Shares of UK developers tumbled as the pound plunged to the lowest since 1985 following Britain’s vote to quit the EU after more than four decades. German real estate investment manager Union Investment decided against buying an office project in London’s main financial district following the vote because it creates rental uncertainty.
Investment in UK commercial real estate dropped by half in the run-up to yesterday’s referendum as potential buyers shunned deals. That was on concern that leaving the EU would encourage businesses to relocate abroad, leading to higher vacancy rates and lower prices in the UK.
Investors spent £16.9bn on offices, stores, warehouses and other commercial properties from January through May, down from a record £33bn a year earlier, according to Real Capital Analytics data.
"We are entering into a period of heightened uncertainty that no one can define or quantify," said Adrian Benedict, investment director of real estate for Fidelity International. "It will most likely take several years for people to fully understand the implications of this."
London-based Fidelity International, which is separate from Fidelity Investments, manages about $1 billion of real estate assets, including $664 million in the UK.

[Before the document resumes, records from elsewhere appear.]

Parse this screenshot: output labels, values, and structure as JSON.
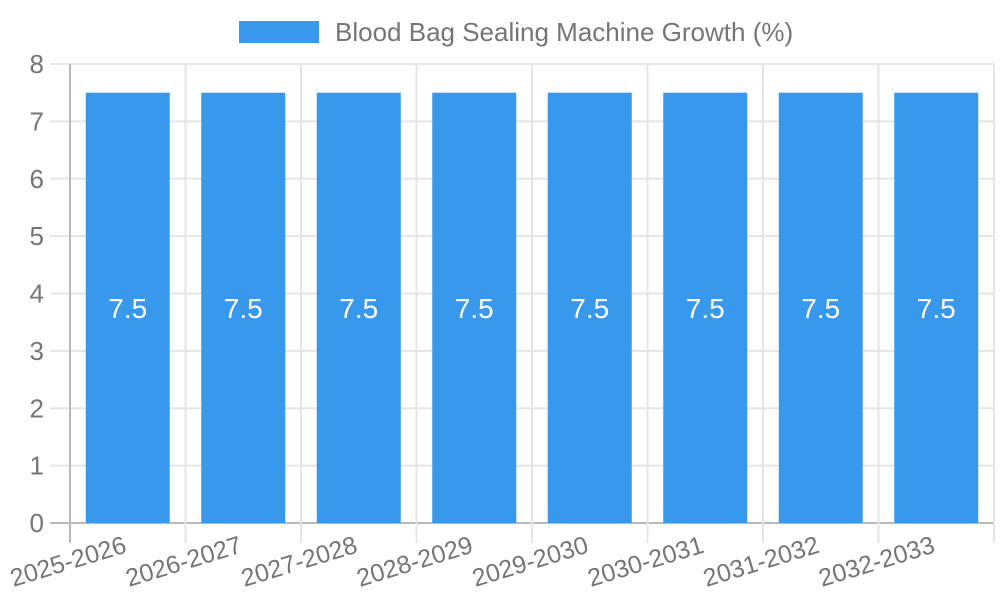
{
  "chart_data": {
    "type": "bar",
    "title": "",
    "categories": [
      "2025-2026",
      "2026-2027",
      "2027-2028",
      "2028-2029",
      "2029-2030",
      "2030-2031",
      "2031-2032",
      "2032-2033"
    ],
    "series": [
      {
        "name": "Blood Bag Sealing Machine Growth (%)",
        "values": [
          7.5,
          7.5,
          7.5,
          7.5,
          7.5,
          7.5,
          7.5,
          7.5
        ],
        "bar_labels": [
          "7.5",
          "7.5",
          "7.5",
          "7.5",
          "7.5",
          "7.5",
          "7.5",
          "7.5"
        ]
      }
    ],
    "xlabel": "",
    "ylabel": "",
    "ylim": [
      0,
      8
    ],
    "yticks": [
      0,
      1,
      2,
      3,
      4,
      5,
      6,
      7,
      8
    ],
    "ytick_labels": [
      "0",
      "1",
      "2",
      "3",
      "4",
      "5",
      "6",
      "7",
      "8"
    ],
    "grid": true,
    "legend": {
      "position": "top",
      "label": "Blood Bag Sealing Machine Growth (%)"
    },
    "colors": {
      "bar": "#3899ec",
      "grid": "#e5e5e5",
      "axis": "#b8b8b8",
      "tick_text": "#757575",
      "bar_label_text": "#ffffff",
      "background": "#ffffff"
    }
  }
}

London represents the largest market for euro-denominated trading and banks with euro trading desks in the city may need to relocate some people to other locations within the EU, according to Patrick Scanlon, a partner at Knight Frank Deutsche Bank and HSBC Holdings said prior to the referendum that they are likely to move some employees to Mainland Europe in the event of a vote to quit the union.
JPMorgan Chase the largest US bank, said it might move a quarter of its 16 000 British workers.

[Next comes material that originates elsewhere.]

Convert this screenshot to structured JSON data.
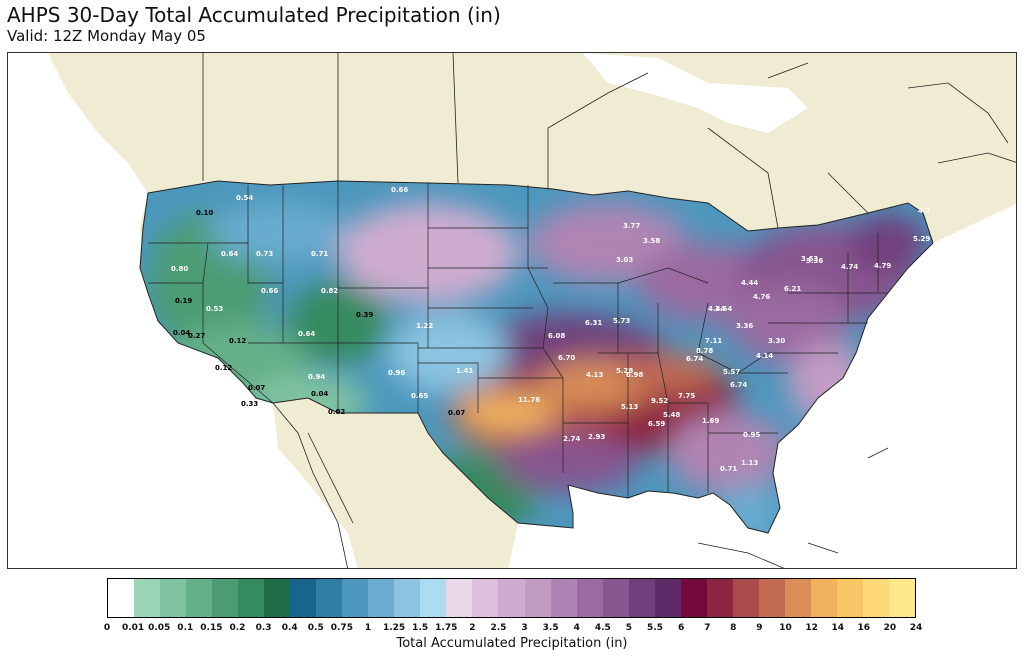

Derwent London Plc led declines. The company’s 17% drop was the biggest since 1994. Along with British Land, Great Portland Estates and Land Securities Group the London-based developer is among commercial property stocks most at risk from Brexit, Liberum said in a note to clients on April 15. The 16-member FTSE 350 Real Estate Trust Index was down almost 14%.
Investment in central London offices fell 21% in the first quarter from the year ago to the lowest in two years, according to research by Savills. That was because international investors, who generally make up two thirds of purchases in the market, put off buying until after the vote.
There could now be "enormous potential" for foreign investors who have been waiting on the side lines to buy commercial property assets, according to John Carrafiell, the co-founder of Green Oak Real Estate.
"This will create a buying opportunity in the short term as there will also now be sellers who are forced to exit the UK," he said.